Bu süreç bizim açımızdan ne bir güç savaşı ne de siyasal bir kamplaşmada taraflık anlamı taşımaktadır. Bizleri böyle bir pozisyonda konumlandırmak, meslektaşlarımızın hakları ve mesleğimizin geleceği için sürdürdüğümüz mücadeleyi gölgelemek anlamı taşımaktadır. Beklentimiz herkes için daha sağlıklı bir Protokol imzalanmasıdır.
Eczacı kamuoyunun her türlü yıpratma karşısında durarak, bilgi kirliliklerinden etkilenmeden, kendi oyları ile seçtikleri eczacı odası yöneticileri ve Merkez Heyetimizin kendileri için en doğru biçimde mücadele vereceğine olan inançlarını koruyacaklarını biliyoruz. Bugüne kadar olduğu gibi bu süreçte de birlikteliğimizden aldığımız güçle sorunlarımızı çözeceğimize olan inancımız tamdır.
Türkiye’deki 24.000 eczacının tek gerçek temsilcisi olan Türk Eczacıları Birliği ve Bölge Eczacı Odalarımız bu süreçteki tek doğru bilgi kaynağıdır. Türk Eczacıları Birliği kararlı ve sakin bir biçimde gereğini yapmaktadır. Bugüne kadar kendisine verilmiş önemli sorumluluğa yakışır bir biçimde meslektaşlarının haklarını korumuştur ve korumaya devam edecektir.

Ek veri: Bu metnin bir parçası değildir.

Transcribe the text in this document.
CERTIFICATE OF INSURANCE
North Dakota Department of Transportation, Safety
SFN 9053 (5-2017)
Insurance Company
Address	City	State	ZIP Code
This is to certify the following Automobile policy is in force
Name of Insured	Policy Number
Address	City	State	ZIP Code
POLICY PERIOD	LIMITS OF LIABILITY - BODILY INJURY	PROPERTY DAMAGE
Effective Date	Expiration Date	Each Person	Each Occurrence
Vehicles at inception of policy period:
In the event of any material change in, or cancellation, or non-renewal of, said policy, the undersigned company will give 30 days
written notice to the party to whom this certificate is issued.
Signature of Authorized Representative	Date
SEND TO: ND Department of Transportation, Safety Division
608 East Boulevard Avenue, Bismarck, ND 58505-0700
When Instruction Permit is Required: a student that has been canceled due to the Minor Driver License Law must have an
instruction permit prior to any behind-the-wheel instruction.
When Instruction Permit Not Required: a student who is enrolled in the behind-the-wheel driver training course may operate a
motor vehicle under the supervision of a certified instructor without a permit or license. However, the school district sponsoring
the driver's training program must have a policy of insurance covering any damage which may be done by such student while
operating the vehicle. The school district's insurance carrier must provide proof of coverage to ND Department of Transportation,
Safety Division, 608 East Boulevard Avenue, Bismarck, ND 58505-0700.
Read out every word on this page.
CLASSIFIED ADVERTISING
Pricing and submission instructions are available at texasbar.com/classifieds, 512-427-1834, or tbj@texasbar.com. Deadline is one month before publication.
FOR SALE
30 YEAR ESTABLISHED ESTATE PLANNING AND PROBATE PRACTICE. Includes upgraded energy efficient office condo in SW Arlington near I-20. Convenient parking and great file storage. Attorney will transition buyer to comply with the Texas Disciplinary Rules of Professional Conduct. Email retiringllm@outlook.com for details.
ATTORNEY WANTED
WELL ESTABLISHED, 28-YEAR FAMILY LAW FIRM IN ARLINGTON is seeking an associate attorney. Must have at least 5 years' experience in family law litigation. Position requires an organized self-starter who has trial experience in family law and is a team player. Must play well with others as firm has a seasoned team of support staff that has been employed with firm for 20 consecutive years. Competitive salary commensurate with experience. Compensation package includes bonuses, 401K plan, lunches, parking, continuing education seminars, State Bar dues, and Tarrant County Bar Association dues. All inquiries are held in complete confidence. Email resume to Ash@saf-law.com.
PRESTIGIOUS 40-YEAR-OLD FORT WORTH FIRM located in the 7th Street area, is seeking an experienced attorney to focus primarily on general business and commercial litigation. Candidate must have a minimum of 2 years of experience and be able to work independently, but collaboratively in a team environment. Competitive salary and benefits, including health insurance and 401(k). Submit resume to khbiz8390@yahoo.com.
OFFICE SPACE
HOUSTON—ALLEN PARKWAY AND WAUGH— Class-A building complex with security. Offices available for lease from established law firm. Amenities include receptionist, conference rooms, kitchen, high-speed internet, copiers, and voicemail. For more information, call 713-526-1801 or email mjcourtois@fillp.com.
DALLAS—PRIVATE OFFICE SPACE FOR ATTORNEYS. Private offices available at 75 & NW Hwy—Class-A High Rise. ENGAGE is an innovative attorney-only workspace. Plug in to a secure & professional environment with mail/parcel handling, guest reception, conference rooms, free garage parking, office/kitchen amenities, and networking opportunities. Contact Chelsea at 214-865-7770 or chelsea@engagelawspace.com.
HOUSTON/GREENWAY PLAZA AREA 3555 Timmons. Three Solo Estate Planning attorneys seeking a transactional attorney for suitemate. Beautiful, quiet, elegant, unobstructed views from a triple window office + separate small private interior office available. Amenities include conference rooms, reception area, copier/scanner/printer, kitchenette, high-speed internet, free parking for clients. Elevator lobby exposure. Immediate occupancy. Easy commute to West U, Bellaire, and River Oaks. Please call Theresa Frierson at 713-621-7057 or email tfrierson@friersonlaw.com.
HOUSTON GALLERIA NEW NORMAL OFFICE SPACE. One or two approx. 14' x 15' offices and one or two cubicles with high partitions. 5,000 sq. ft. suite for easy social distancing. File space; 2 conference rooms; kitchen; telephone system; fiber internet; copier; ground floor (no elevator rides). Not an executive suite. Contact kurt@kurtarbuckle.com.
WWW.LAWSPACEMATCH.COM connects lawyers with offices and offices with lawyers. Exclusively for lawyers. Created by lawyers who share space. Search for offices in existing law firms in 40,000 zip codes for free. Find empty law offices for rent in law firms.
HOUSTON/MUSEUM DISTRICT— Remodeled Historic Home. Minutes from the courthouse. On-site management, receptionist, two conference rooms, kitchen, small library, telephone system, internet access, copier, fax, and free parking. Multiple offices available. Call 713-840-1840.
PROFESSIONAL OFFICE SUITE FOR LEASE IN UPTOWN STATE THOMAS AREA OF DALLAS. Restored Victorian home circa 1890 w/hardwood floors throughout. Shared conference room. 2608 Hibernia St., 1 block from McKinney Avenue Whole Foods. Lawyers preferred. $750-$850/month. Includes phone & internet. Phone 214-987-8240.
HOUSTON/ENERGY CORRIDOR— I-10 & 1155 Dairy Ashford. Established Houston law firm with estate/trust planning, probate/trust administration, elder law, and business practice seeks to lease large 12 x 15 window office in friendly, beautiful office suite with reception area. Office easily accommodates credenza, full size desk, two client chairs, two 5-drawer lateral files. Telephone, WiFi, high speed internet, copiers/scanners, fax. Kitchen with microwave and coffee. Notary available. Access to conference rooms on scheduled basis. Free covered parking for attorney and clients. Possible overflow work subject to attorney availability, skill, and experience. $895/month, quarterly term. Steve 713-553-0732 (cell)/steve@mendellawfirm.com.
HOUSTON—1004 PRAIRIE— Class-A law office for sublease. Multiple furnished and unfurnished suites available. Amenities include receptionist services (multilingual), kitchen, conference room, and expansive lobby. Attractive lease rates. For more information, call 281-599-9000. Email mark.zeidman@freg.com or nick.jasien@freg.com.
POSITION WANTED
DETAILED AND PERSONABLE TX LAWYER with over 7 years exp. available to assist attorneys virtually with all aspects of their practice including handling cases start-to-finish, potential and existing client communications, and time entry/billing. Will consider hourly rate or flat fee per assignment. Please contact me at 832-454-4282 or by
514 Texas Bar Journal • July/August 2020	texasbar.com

Ancak eczacılık mesleğinin tabandan gelen demokratik iradesinin tek gerçek temsilcisinin Türk Eczacıları Birliği Merkez Heyeti olduğunu hiç kimse unutmamalıdır. Tüm eczacı kamuoyunun da doğru kaynaklardan bilgilenerek, birlik ve dayanışma içerisinde davranacağına şüphemiz yoktur.
Tüm eczacı kamuoyuna saygıyla duyurulur.